A Justiça do Ceará condenou o proprietário da Casa de Acolhimento Feminina Água Viva, Fábio Luna dos Santos, a indenizar coletiva e individualmente as pacientes da residência terapêutica, que foram vítimas de cárcere privado. Somadas, as indenizações a serem pagas chegam ao valor de R$ 390 mil. O caso foi julgado pela 1ª Vara Cível da Comarca do Crato.
Conforme o processo, 34 mulheres eram mantidas em cárcere e em condições sub-humanas na referida casa de acolhimento. A situação veio à tona quando uma delas conseguiu sair do local portando um bilhete, no qual pedia socorro a uma pessoa da família, dando início às investigações.
Após operação policial, foi evidenciado que o estabelecimento não cumpria com a propaganda dos serviços que deveria prestar, isto é, cuidar da saúde de mulheres que apresentavam alguma enfermidade psiquiátrica ou eram usuárias de drogas.
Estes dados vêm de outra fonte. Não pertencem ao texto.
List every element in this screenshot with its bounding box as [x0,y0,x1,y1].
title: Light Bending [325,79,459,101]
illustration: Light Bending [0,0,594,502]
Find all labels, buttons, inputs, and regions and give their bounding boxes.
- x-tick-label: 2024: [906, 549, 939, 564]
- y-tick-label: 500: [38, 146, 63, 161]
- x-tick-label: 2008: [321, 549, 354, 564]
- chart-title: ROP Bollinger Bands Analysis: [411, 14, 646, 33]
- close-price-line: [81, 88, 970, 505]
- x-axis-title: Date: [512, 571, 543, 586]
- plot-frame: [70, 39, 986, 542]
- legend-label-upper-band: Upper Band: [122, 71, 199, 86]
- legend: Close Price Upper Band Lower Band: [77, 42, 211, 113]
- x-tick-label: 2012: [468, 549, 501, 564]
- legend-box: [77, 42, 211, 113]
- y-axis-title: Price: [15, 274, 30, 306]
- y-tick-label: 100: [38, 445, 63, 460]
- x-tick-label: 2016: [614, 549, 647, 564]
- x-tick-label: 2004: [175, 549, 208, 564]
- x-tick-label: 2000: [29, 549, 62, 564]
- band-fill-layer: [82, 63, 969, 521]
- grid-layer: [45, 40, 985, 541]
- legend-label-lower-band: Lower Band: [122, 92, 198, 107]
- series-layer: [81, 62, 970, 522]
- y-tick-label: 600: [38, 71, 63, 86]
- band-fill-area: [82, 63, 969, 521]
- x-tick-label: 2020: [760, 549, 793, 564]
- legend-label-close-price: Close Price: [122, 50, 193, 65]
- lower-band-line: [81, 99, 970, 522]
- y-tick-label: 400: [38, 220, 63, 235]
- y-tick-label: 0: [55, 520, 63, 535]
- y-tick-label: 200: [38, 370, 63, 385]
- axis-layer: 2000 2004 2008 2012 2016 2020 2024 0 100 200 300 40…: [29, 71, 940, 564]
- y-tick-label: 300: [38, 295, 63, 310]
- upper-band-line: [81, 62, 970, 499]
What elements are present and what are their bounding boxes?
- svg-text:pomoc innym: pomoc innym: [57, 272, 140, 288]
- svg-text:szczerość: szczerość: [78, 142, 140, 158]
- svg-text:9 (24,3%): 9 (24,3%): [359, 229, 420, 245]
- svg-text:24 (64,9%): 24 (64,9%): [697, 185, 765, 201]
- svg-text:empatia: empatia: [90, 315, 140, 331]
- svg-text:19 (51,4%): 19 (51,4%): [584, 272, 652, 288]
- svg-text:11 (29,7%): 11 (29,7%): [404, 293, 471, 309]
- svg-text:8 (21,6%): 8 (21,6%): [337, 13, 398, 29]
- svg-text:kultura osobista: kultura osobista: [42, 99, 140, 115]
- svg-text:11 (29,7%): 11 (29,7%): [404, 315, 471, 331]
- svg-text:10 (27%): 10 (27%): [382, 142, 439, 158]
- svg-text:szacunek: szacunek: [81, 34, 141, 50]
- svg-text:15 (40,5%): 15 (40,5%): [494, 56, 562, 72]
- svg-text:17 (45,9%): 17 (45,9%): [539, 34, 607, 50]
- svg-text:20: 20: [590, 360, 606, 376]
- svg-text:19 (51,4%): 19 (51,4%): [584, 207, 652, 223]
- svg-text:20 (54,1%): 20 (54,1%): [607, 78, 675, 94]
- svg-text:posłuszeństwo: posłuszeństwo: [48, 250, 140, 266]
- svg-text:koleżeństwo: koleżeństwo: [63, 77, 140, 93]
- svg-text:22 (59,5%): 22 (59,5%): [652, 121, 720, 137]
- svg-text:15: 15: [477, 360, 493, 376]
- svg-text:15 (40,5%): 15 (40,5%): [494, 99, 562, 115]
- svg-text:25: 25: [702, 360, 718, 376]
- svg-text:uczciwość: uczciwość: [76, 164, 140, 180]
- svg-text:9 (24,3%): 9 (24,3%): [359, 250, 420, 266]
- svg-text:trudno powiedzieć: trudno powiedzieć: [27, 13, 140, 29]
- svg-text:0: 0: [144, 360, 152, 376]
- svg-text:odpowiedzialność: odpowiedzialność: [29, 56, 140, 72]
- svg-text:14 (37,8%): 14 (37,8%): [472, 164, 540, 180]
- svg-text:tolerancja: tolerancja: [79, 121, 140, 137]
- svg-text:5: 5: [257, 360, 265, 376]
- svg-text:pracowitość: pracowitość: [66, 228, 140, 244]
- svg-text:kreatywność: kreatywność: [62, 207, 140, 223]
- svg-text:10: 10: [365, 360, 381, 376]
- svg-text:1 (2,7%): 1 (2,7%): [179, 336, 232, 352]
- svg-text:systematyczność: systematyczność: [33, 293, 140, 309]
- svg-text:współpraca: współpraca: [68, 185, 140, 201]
De acordo com os autos, os familiares eram impedidos de adentrar nos espaços onde as pacientes eram mantidas e, durante a maior parte dos dias, elas permaneciam trancadas em quartos ou celas, tendo tal rotina interrompida apenas quando obrigadas a realizar atividades compulsórias, como lavar pratos, recolher lixo, capinar mato com as próprias mãos, rasgar livros para reciclagem, além de retirar fezes e urina das celas
Ainda conforme o processo, o local onde as pacientes eram alojadas, se na casa ou nas celas, era definido com base nas condições financeiras e psiquiátricas e na proximidade da família, de modo que aquelas com menores possibilidades de delatar eventuais sofrimentos permaneciam em celas. Diante das informações, a Defensoria Pública do Estado ingressou com ação civil pública para requerer que a clínica indenizasse as vítimas por danos morais individuais e coletivos.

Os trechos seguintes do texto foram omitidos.